Here’s a series of exercises that will help you feel the way things are meant to be. A good idea would be to do these before you start doing other exercises or activity so that you can get the right pattern set up before going forward. (see graphics)
- Hip extension in quadruped position. Get on your all 4’s on a mat. Activate your abdominal muscles so that you feel they are keeping your back from sinking toward the floor, and are keeping your spine in a neutral position. Take one leg out to the back, keeping it straight. Lift that leg up so that it ends up parallel to the floor. Use your glute muscle to raise the leg, not your thigh or back muscles. Keep a solid quadruped position with your abs as you do the leg raise 10 times. Do the other leg.
- Leg circles. Lie on your side, with your body in a straight line, and not tipped to the front or back. Bring the top leg slightly to the back, and keep it straight (no knee bend). Brace with your abdominal muscles to help you stay in alignment and to support the leg movement. Keeping the leg slightly behind, make 10 small circles to the front, and 10 to the back. Initiate all of the leg movement from your glutes and hip area. Turn over and do the other side. Notice that abdominal bracing is needed here in order to keep you in alignment and from tipping forward or back as you move your leg.

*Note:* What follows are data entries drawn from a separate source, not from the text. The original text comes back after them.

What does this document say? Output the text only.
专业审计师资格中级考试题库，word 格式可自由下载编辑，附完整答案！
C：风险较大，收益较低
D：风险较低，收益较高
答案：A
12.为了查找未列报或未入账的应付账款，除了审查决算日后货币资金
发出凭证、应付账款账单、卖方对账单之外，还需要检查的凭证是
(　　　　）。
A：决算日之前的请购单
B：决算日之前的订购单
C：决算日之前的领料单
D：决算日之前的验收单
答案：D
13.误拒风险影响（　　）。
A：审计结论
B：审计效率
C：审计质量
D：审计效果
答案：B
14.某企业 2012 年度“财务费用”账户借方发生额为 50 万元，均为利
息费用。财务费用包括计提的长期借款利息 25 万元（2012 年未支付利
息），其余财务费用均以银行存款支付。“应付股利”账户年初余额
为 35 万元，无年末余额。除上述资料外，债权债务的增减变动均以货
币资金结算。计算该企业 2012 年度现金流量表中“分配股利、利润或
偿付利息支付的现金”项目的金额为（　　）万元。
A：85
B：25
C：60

- Bridge with leg crossed. Lie on your back. Cross one leg over the opposite one by placing your ankle just above your knee. Place both hands on the floor. Activate your abdominal muscles to keep your torso solid as you do this exercise. Initiating with your glute muscle, raise your butt off the floor. Come back down, and repeat 10 times. Do the opposite side in the same manner. Doing the bridge using one side only helps you focus on that glute muscle. Doing a bridge with both feet on the floor can make it easy to cheat, using hamstrings and back muscles instead.
Keeping mindful of this pattern going forward can help you stay strong and injury free no matter what you are doing.